Elsewhere, two old golden-hearted crooks, Durai and Sami are to be released. Durai had an infant son who was kidnapped from a park. To date, Durai doesn't know who kidnapped him or whether his son is even alive. The duo wants to spend the rest of their lives as good, respected men. The plan is short-lived when they find themselves on the trail of the diamonds. Soon they learn about the Victoria and realise that no one has got a scent of the missing diamonds. To get closer to the Victoria, they pose as distant cousins of the Victoria driver, who are reluctantly admitted inside by the driver's elder daughter Rani, who soon starts acting suspiciously. During the day, Rani rides the Victoria, posing as a man.

She slips out of the home. One day Durai and Sami follow her to the house of a man unknown to them, Senthil Nathan and a henchman named Victor. They are shocked to see Rani seducing him. But when Victor tries to rape her, the duo saves her. On accosting her, she says that the man was loitering suspiciously near the Victoria when her father was arrested. Before they can learn anything from him. he is shot dead. On learning the Victoria drivers' story, the duo decides to do a good turn. They tell Rani the whole truth, but a shocked Rani doesn't have a clue about the location of the diamonds. Even after tearing the Victoria apart, nothing is found. Meanwhile, Rani falls in love with Raja. Whom she met while posing as a cab driver. she tries to woo him posing as a rich lady. A plan which works well.

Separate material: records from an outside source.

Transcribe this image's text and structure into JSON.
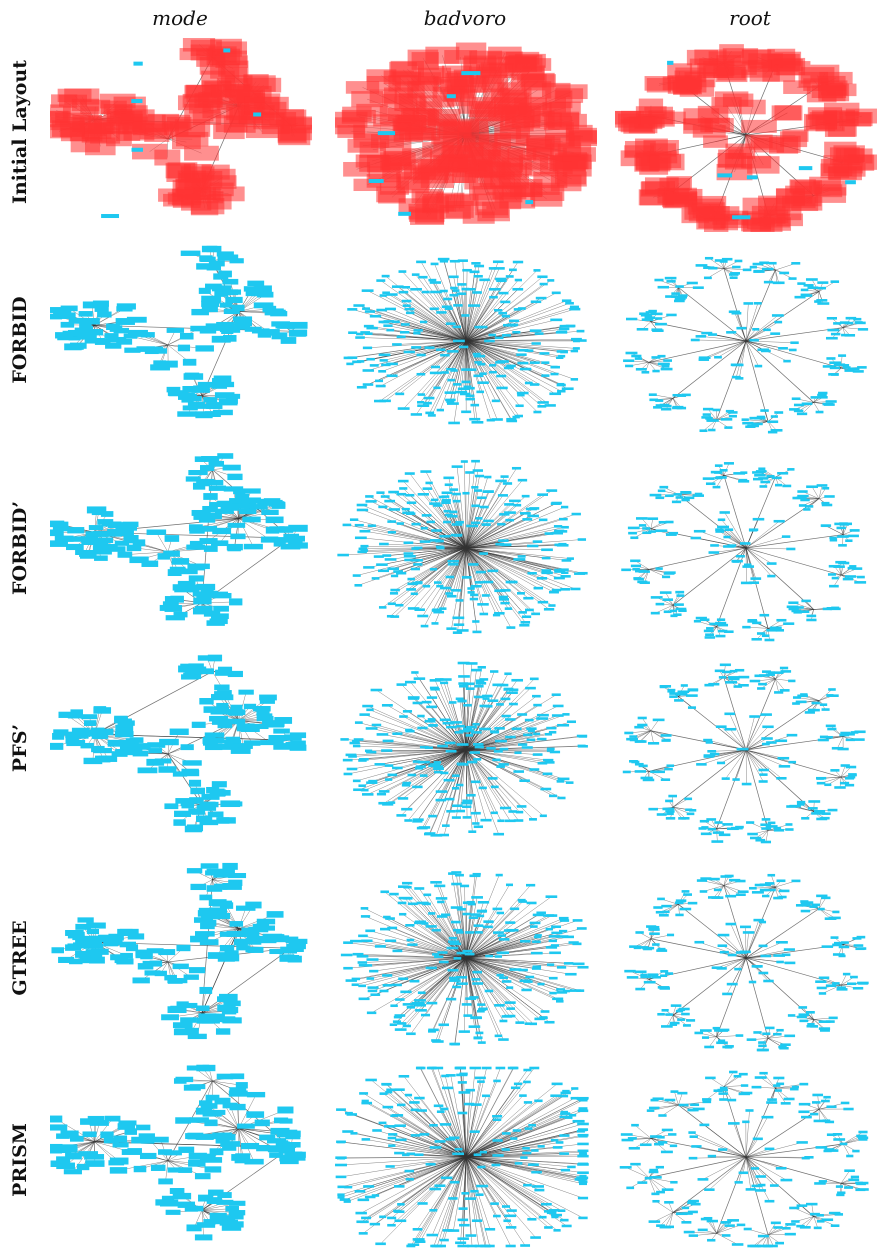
{
  "columns": [
    "mode",
    "badvoro",
    "root"
  ],
  "rows": [
    "Initial Layout",
    "FORBID",
    "FORBID’",
    "PFS’",
    "GTREE",
    "PRISM"
  ],
  "colors": {
    "overlap_node": "#ff3333",
    "node": "#1ec8f0",
    "edge": "#333333",
    "background": "#ffffff"
  }
}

However, Raja learns the truth and decides to marry her. Despite knowing about her father. Raja also meets Durai and Sami, whereupon he gets suspicious of the duo. Here Senthil Nathan objects to Raja's relationship with Rani. Later, Raja learns of his father's true nature and leaves him. After meeting Rani, Durai and Sami tell the truth to him too. The quartet decides to find the diamonds. Senthil Nathan kidnaps Rani on learning that she is the daughter of Shankaralingam, the Victoria driver. Later, Raja, Durai and Sami are also kidnapped and tortured. During the deal, Senthil Nathan's drinks are being served on an ornate tray with a fake Victoria headlamp attached to it. Sami realises that the diamonds are hidden in the Victoria's lamp. He buys time for himself and his old buddy and they go to retrieve the diamonds. The duo turns up at Senthil Nathan's den, where they manage to create confusion by luring the gang members to the diamonds.

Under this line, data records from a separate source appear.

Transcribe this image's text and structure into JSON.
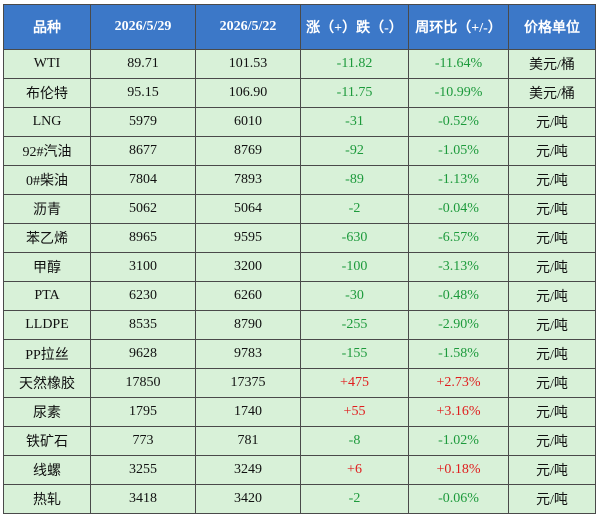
{
  "table": {
    "header": [
      "品种",
      "2026/5/29",
      "2026/5/22",
      "涨（+）跌（-）",
      "周环比（+/-）",
      "价格单位"
    ],
    "rows": [
      [
        "WTI",
        "89.71",
        "101.53",
        "-11.82",
        "-11.64%",
        "美元/桶"
      ],
      [
        "布伦特",
        "95.15",
        "106.90",
        "-11.75",
        "-10.99%",
        "美元/桶"
      ],
      [
        "LNG",
        "5979",
        "6010",
        "-31",
        "-0.52%",
        "元/吨"
      ],
      [
        "92#汽油",
        "8677",
        "8769",
        "-92",
        "-1.05%",
        "元/吨"
      ],
      [
        "0#柴油",
        "7804",
        "7893",
        "-89",
        "-1.13%",
        "元/吨"
      ],
      [
        "沥青",
        "5062",
        "5064",
        "-2",
        "-0.04%",
        "元/吨"
      ],
      [
        "苯乙烯",
        "8965",
        "9595",
        "-630",
        "-6.57%",
        "元/吨"
      ],
      [
        "甲醇",
        "3100",
        "3200",
        "-100",
        "-3.13%",
        "元/吨"
      ],
      [
        "PTA",
        "6230",
        "6260",
        "-30",
        "-0.48%",
        "元/吨"
      ],
      [
        "LLDPE",
        "8535",
        "8790",
        "-255",
        "-2.90%",
        "元/吨"
      ],
      [
        "PP拉丝",
        "9628",
        "9783",
        "-155",
        "-1.58%",
        "元/吨"
      ],
      [
        "天然橡胶",
        "17850",
        "17375",
        "+475",
        "+2.73%",
        "元/吨"
      ],
      [
        "尿素",
        "1795",
        "1740",
        "+55",
        "+3.16%",
        "元/吨"
      ],
      [
        "铁矿石",
        "773",
        "781",
        "-8",
        "-1.02%",
        "元/吨"
      ],
      [
        "线螺",
        "3255",
        "3249",
        "+6",
        "+0.18%",
        "元/吨"
      ],
      [
        "热轧",
        "3418",
        "3420",
        "-2",
        "-0.06%",
        "元/吨"
      ]
    ]
  }
}
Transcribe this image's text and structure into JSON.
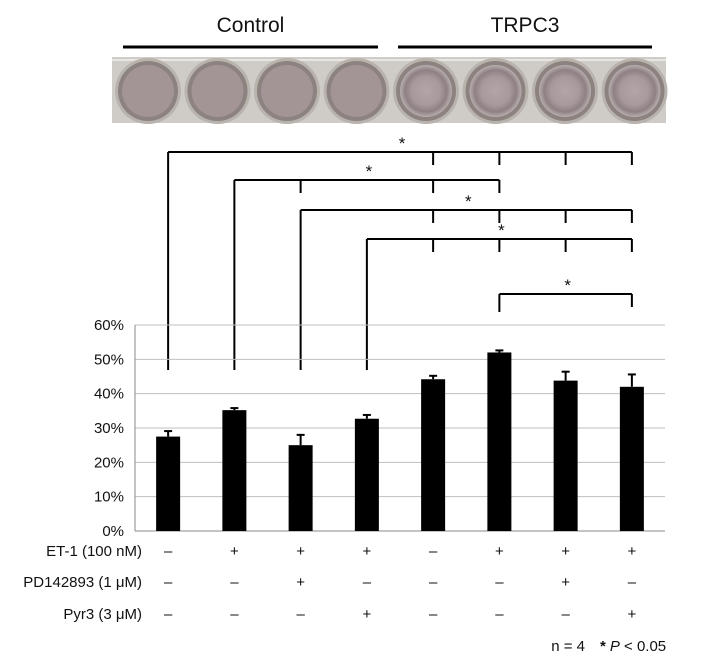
{
  "groups": [
    {
      "label": "Control",
      "bars": [
        0,
        1,
        2,
        3
      ]
    },
    {
      "label": "TRPC3",
      "bars": [
        4,
        5,
        6,
        7
      ]
    }
  ],
  "plate_photo": {
    "plate_color": "#cfcbc6",
    "well_rim_color": "#8c827f",
    "control_well_color": "#a39496",
    "trpc3_well_center_color": "#b4a5a8"
  },
  "chart_data": {
    "type": "bar",
    "categories": [
      "1",
      "2",
      "3",
      "4",
      "5",
      "6",
      "7",
      "8"
    ],
    "values": [
      27.5,
      35.2,
      25.0,
      32.7,
      44.2,
      52.0,
      43.8,
      42.0
    ],
    "errors": [
      1.6,
      0.6,
      3.0,
      1.1,
      1.0,
      0.6,
      2.6,
      3.6
    ],
    "ylim": [
      0,
      60
    ],
    "yticks": [
      0,
      10,
      20,
      30,
      40,
      50,
      60
    ],
    "ytick_labels": [
      "0%",
      "10%",
      "20%",
      "30%",
      "40%",
      "50%",
      "60%"
    ],
    "grid": true,
    "bar_color": "#000000",
    "grid_color": "#bfbfbf",
    "significance": [
      {
        "from": 0,
        "to": [
          4,
          5,
          6,
          7
        ],
        "label": "*"
      },
      {
        "from": 1,
        "to": [
          2,
          4,
          5
        ],
        "label": "*"
      },
      {
        "from": 2,
        "to": [
          4,
          5,
          6,
          7
        ],
        "label": "*"
      },
      {
        "from": 3,
        "to": [
          4,
          5,
          6,
          7
        ],
        "label": "*"
      },
      {
        "from": 5,
        "to": [
          7
        ],
        "label": "*"
      }
    ]
  },
  "conditions": [
    {
      "label": "ET-1 (100 nM)",
      "values": [
        "–",
        "+",
        "+",
        "+",
        "–",
        "+",
        "+",
        "+"
      ]
    },
    {
      "label": "PD142893 (1 μM)",
      "values": [
        "–",
        "–",
        "+",
        "–",
        "–",
        "–",
        "+",
        "–"
      ]
    },
    {
      "label": "Pyr3 (3 μM)",
      "values": [
        "–",
        "–",
        "–",
        "+",
        "–",
        "–",
        "–",
        "+"
      ]
    }
  ],
  "footnote": {
    "n": "n = 4",
    "star": "*",
    "p_letter": "P",
    "p_rest": " < 0.05"
  }
}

Senthil Nathan is embarrassed to see that not one member of his gang is loyal to him. During the melee, another twist occurs where an old henchman of Senthil Nathan reveals that Raja isn't Senthil Nathan's son. Senthil Nathan had ordered the henchman to steal somebody's child, because Senthil Nathan's father had threatened to disown him. Senthil Nathan could have prevented the situation only by proving that Senthil Nathan fathered the child. In the end, Senthil Nathan and his remaining cronies are arrested and Rani's father is set free. After being reunited with his son and his would be daughter-in-law, Durai decides to settle down. However, Sami decides that his destiny might have written something else for him and leaves. Soon Durai spots a Burka-clad woman who is actually Sami. Sami tells Durai that he will not let the latter spend the rest of his life without him. Durai relents and goes home with his friend.

==Production==
The court scenes were shot at Saradha Studios. Suryanarayanan, one of the film's producers appeared as court judge in the film.
== Soundtrack ==
Music was composed by T. R. Pappa and lyrics were written by Kannadasan.

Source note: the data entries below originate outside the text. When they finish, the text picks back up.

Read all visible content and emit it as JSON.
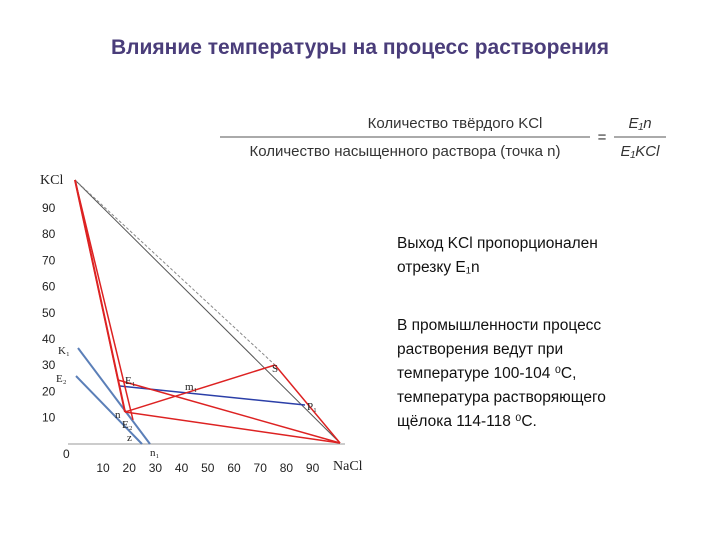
{
  "title": "Влияние температуры на процесс растворения",
  "formula": {
    "left_top": "Количество твёрдого KCl",
    "left_bottom": "Количество насыщенного раствора (точка n)",
    "equals": "=",
    "right_top": "E₁n",
    "right_bottom": "E₁KCl"
  },
  "diagram": {
    "apex_label": "KCl",
    "corner_label": "NaCl",
    "y_ticks": [
      "90",
      "80",
      "70",
      "60",
      "50",
      "40",
      "30",
      "20",
      "10"
    ],
    "origin_label": "0",
    "x_ticks": [
      "10",
      "20",
      "30",
      "40",
      "50",
      "60",
      "70",
      "80",
      "90"
    ],
    "points": [
      "K₁",
      "E₂",
      "E₁",
      "m₁",
      "S",
      "P₁",
      "n",
      "E₂",
      "z",
      "n₁"
    ]
  },
  "text": {
    "paragraph_1": [
      "Выход KCl пропорционален",
      "отрезку E₁n"
    ],
    "paragraph_2": [
      "В промышленности процесс",
      "растворения ведут при",
      "температуре 100-104 ⁰С,",
      "температура растворяющего",
      "щёлока 114-118 ⁰С."
    ]
  }
}
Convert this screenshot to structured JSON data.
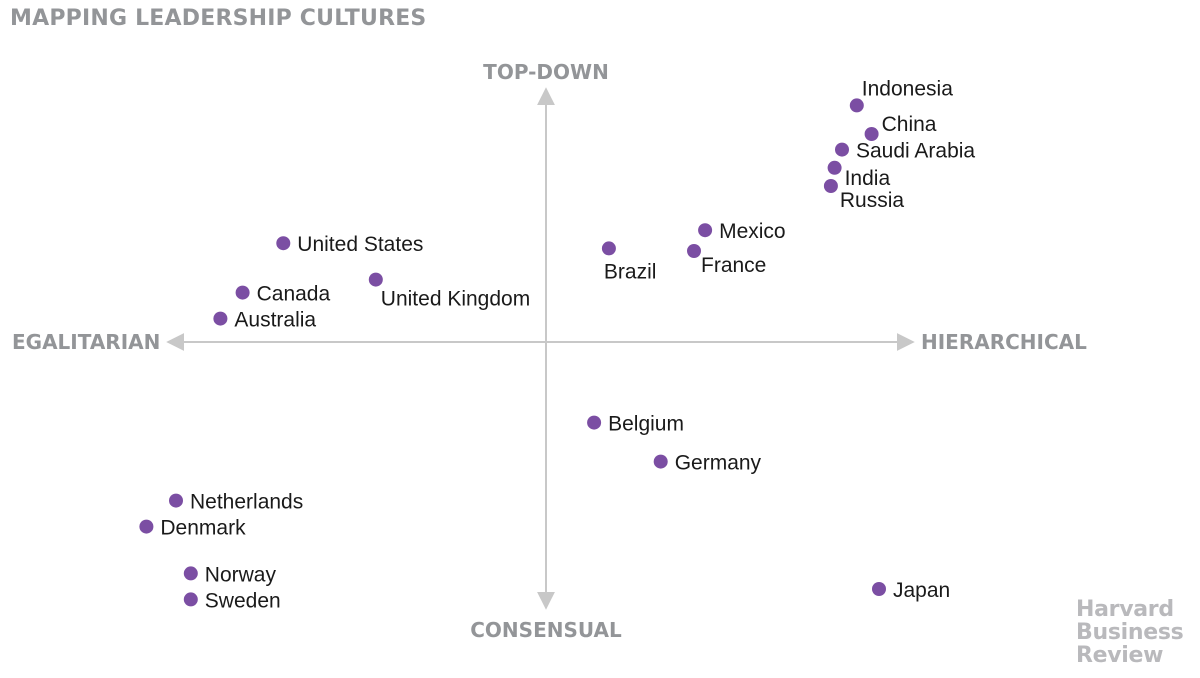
{
  "title": "MAPPING LEADERSHIP CULTURES",
  "brand": [
    "Harvard",
    "Business",
    "Review"
  ],
  "colors": {
    "point": "#7b4ea3",
    "axis": "#c8c8c8",
    "axis_text": "#939598",
    "brand": "#b9b9bc"
  },
  "chart_data": {
    "type": "scatter",
    "title": "MAPPING LEADERSHIP CULTURES",
    "axes": {
      "x_negative": "EGALITARIAN",
      "x_positive": "HIERARCHICAL",
      "y_positive": "TOP-DOWN",
      "y_negative": "CONSENSUAL"
    },
    "xlim": [
      -100,
      100
    ],
    "ylim": [
      -100,
      100
    ],
    "grid": false,
    "points": [
      {
        "label": "Indonesia",
        "x": 84,
        "y": 91
      },
      {
        "label": "China",
        "x": 88,
        "y": 80
      },
      {
        "label": "Saudi Arabia",
        "x": 80,
        "y": 74
      },
      {
        "label": "India",
        "x": 78,
        "y": 67
      },
      {
        "label": "Russia",
        "x": 77,
        "y": 60
      },
      {
        "label": "Mexico",
        "x": 43,
        "y": 43
      },
      {
        "label": "France",
        "x": 40,
        "y": 35
      },
      {
        "label": "Brazil",
        "x": 17,
        "y": 36
      },
      {
        "label": "United States",
        "x": -71,
        "y": 38
      },
      {
        "label": "United Kingdom",
        "x": -46,
        "y": 24
      },
      {
        "label": "Canada",
        "x": -82,
        "y": 19
      },
      {
        "label": "Australia",
        "x": -88,
        "y": 9
      },
      {
        "label": "Belgium",
        "x": 13,
        "y": -31
      },
      {
        "label": "Germany",
        "x": 31,
        "y": -46
      },
      {
        "label": "Netherlands",
        "x": -100,
        "y": -61
      },
      {
        "label": "Denmark",
        "x": -108,
        "y": -71
      },
      {
        "label": "Norway",
        "x": -96,
        "y": -89
      },
      {
        "label": "Sweden",
        "x": -96,
        "y": -99
      },
      {
        "label": "Japan",
        "x": 90,
        "y": -95
      }
    ]
  }
}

| No. | Title | Singer(s) | Length |
|---|---|---|---|
| 1. | "Iru Mangani Pol" | S. P. Balasubrahmanyam, Jayalalithaa | 03:13 |
| 2. | "Iruvu Muzhuthum" | M. R. Vijaya | 04:51 |
| 3. | "Parthen Oru Azhagi" | T. M. Soundararajan | 04:48 |
| 4. | "Thana kidachathaiya (Ithu Saavi)" | Kovai Soundararajan, S. P. Balasubrahmanyam |  |

== Reception ==
Kanthan of Kalki compared the film unfavourably to the original.

== Impact ==
Jayalalithaa's opponents in politics circulated a still from Vairam showing her as a cabaret dancer to tarnish her image.